It’s no secret that years of sun exposure can severely damage your skin.
If you don’t take care of yourself, your skin can age prematurely from UV-induced inflammation, oxidation, cancer development, and the breakdown of your collagen fibers.
The first defense between you and the sun is sunscreen, but a healthy diet is also essential if you want to look more youthful.
Your skin is an organ, and like any other organ in your body, it’s created entirely from the molecules you consume in your food. Here are four high nutrient density foods that help prevent sun damage:
Salmon contains omega 3 fatty acids that help your skin stay hydrated and reduce inflammation throughout your body. A study published in the Journal of Investigative Dermatology found that regular fish oil supplement consumption can reduce the likelihood of your skin burning when exposed to UV radiation.
Another study published in the American Journal of Clinical Nutrition found that adults who consume a serving of oily fish every five days develop fewer sunspots (actinic keratosis) on their skin than people who don’t eat fish regularly.
For optimal health and skin protection, aim to eat at least two servings of salmon (or other oily fish) each week.

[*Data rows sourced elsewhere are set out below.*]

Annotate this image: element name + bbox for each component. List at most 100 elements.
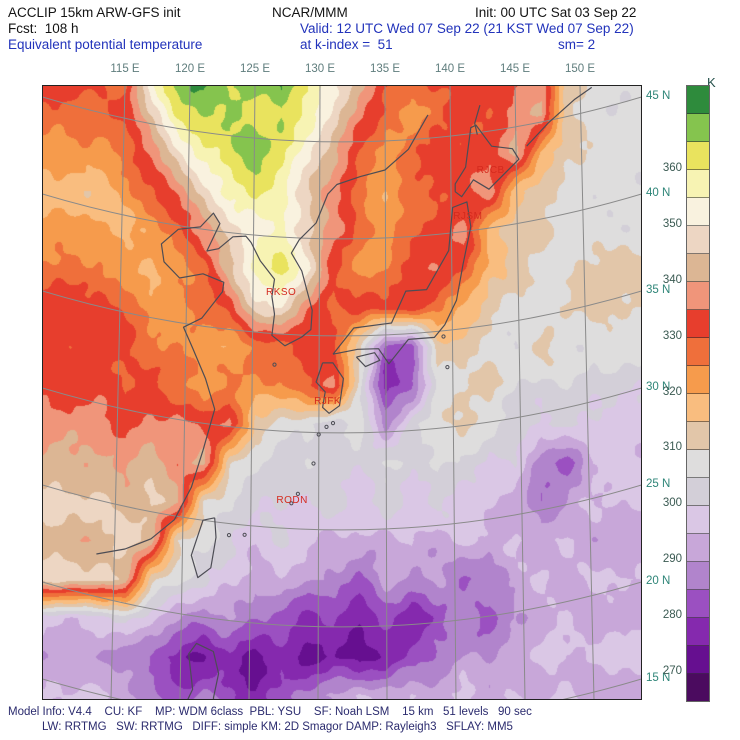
colorbar-tick-340: 340 — [662, 273, 682, 286]
coastline-taiwan — [190, 517, 217, 579]
forecast-hour: Fcst: 108 h — [8, 21, 79, 36]
colorbar-segment — [687, 254, 709, 282]
colorbar-segment — [687, 338, 709, 366]
lat-label-40N: 40 N — [646, 186, 671, 199]
coastline-china-korea-russia — [96, 114, 429, 555]
colorbar-segment — [687, 170, 709, 198]
colorbar-tick-350: 350 — [662, 217, 682, 230]
island-dot — [316, 432, 321, 437]
island-dot — [441, 334, 446, 339]
colorbar-segment — [687, 282, 709, 310]
colorbar-segment — [687, 142, 709, 170]
island-dot — [272, 362, 277, 367]
map-panel: RJCB RJSM RKSO RJFK RODN — [42, 85, 642, 700]
island-dot — [289, 501, 294, 506]
colorbar-tick-300: 300 — [662, 497, 682, 510]
island-dot — [311, 461, 316, 466]
island-dot — [324, 424, 329, 429]
plot-title: Equivalent potential temperature — [8, 37, 203, 52]
meridian-115E — [110, 85, 126, 700]
colorbar-segment — [687, 310, 709, 338]
colorbar-segment — [687, 114, 709, 142]
parallel-35N — [42, 290, 642, 337]
station-label-RJCB: RJCB — [476, 165, 505, 177]
island-dot — [330, 421, 336, 426]
parallel-40N — [42, 193, 642, 240]
lat-label-35N: 35 N — [646, 283, 671, 296]
colorbar-segment — [687, 422, 709, 450]
colorbar-segment — [687, 226, 709, 254]
lat-label-30N: 30 N — [646, 380, 671, 393]
lat-label-20N: 20 N — [646, 574, 671, 587]
colorbar-tick-320: 320 — [662, 385, 682, 398]
map-border — [42, 85, 642, 700]
map-overlay — [42, 85, 642, 700]
lat-label-45N: 45 N — [646, 89, 671, 102]
lon-label-145E: 145 E — [499, 63, 531, 75]
meridian-150E — [579, 85, 595, 700]
colorbar-tick-270: 270 — [662, 665, 682, 678]
meridian-120E — [179, 85, 191, 700]
colorbar-segment — [687, 618, 709, 646]
colorbar-segment — [687, 674, 709, 701]
lon-label-115E: 115 E — [110, 63, 140, 75]
colorbar-tick-330: 330 — [662, 329, 682, 342]
station-label-RJSM: RJSM — [453, 211, 483, 223]
init-time: Init: 00 UTC Sat 03 Sep 22 — [475, 5, 637, 20]
model-info-line2: LW: RRTMG SW: RRTMG DIFF: simple KM: 2D … — [42, 721, 513, 733]
lon-label-140E: 140 E — [434, 63, 466, 75]
colorbar-segment — [687, 506, 709, 534]
coastline-kurils — [526, 86, 593, 147]
lon-label-120E: 120 E — [174, 63, 206, 75]
parallel-20N — [42, 581, 642, 628]
colorbar-segment — [687, 366, 709, 394]
parallel-25N — [42, 484, 642, 531]
lon-label-150E: 150 E — [564, 63, 596, 75]
island-dot — [242, 532, 247, 537]
lon-label-135E: 135 E — [369, 63, 401, 75]
island-dot — [295, 491, 300, 496]
colorbar-segment — [687, 562, 709, 590]
coastline-hokkaido — [454, 124, 520, 198]
colorbar-segment — [687, 646, 709, 674]
level-label: at k-index = 51 — [300, 37, 393, 52]
model-name: ACCLIP 15km ARW-GFS init — [8, 5, 181, 20]
colorbar-segment — [687, 394, 709, 422]
colorbar-segment — [687, 478, 709, 506]
lon-label-130E: 130 E — [304, 63, 336, 75]
parallel-30N — [42, 387, 642, 434]
center-name: NCAR/MMM — [272, 5, 348, 20]
colorbar — [686, 85, 710, 702]
valid-time: Valid: 12 UTC Wed 07 Sep 22 (21 KST Wed … — [300, 21, 634, 36]
lon-label-125E: 125 E — [239, 63, 271, 75]
island-dot — [226, 533, 232, 538]
coastline-kyushu — [315, 362, 344, 414]
colorbar-tick-280: 280 — [662, 609, 682, 622]
colorbar-segment — [687, 534, 709, 562]
meridian-125E — [248, 85, 256, 700]
station-label-RJFK: RJFK — [314, 395, 342, 407]
meridian-135E — [384, 85, 388, 700]
colorbar-segment — [687, 198, 709, 226]
model-info-line1: Model Info: V4.4 CU: KF MP: WDM 6class P… — [8, 706, 532, 718]
lat-label-25N: 25 N — [646, 477, 671, 490]
colorbar-tick-310: 310 — [662, 441, 682, 454]
parallel-45N — [42, 96, 642, 143]
island-dot — [445, 365, 450, 370]
coastline-sakhalin — [474, 105, 481, 135]
colorbar-segment — [687, 450, 709, 478]
coastline-honshu — [332, 201, 472, 365]
colorbar-unit-label: K — [707, 75, 716, 90]
meridian-145E — [514, 85, 526, 700]
colorbar-segment — [687, 590, 709, 618]
meridian-140E — [449, 85, 457, 700]
lat-label-15N: 15 N — [646, 671, 671, 684]
colorbar-tick-290: 290 — [662, 553, 682, 566]
station-label-RKSO: RKSO — [266, 287, 297, 299]
smoothing-label: sm= 2 — [558, 37, 596, 52]
meridian-130E — [317, 85, 321, 700]
colorbar-tick-360: 360 — [662, 161, 682, 174]
theta-e-field-canvas — [42, 85, 642, 700]
station-label-RODN: RODN — [276, 495, 308, 507]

Sweet potato’s orange color comes from its high density of beta-carotene.
Beta-carotene is a powerful antioxidant that protects you from the UV-induced cellular damage by neutralizing free radicals. It is found in many different vegetables that have bright orange skins or in leafy greens. Spinach, squash, and carrots are also high sources of beta-carotene.
Sweet potatoes make a nutritious alternative to bread since they are low glycemic and high in essential nutrients.
Green and black tea are both high in flavonols which are naturally occurring compounds that help with blood vessel function.
A study published in the Archives of Biochemistry and Biophysics found that when green tea was administered to mice either topically or orally, they developed lower rates of non-melanoma skin cancer by improving DNA repair.
If the thought of sipping on hot tea in the summertime doesn’t sound appealing, boil some tea, cool it down in the fridge overnight and drink with ice.
Asparagus is high in vitamin E, which like beta-carotene, acts as an antioxidant to prevent oxidative damage from the sun.
It also contains vitamin C which is needed in the creation of the collagen fibers that make up your skin. If you don’t like the taste of asparagus, other foods that contain vitamin E include almonds, sunflower seeds, and avocados.
Eating a healthy diet can increase your skin health and reduce your chances of developing UV-induced damage. However, you still need to be cautious when out in the sun. Your diet is your second line of defense but using sunscreen and avoiding direct sun contact should be your top priority.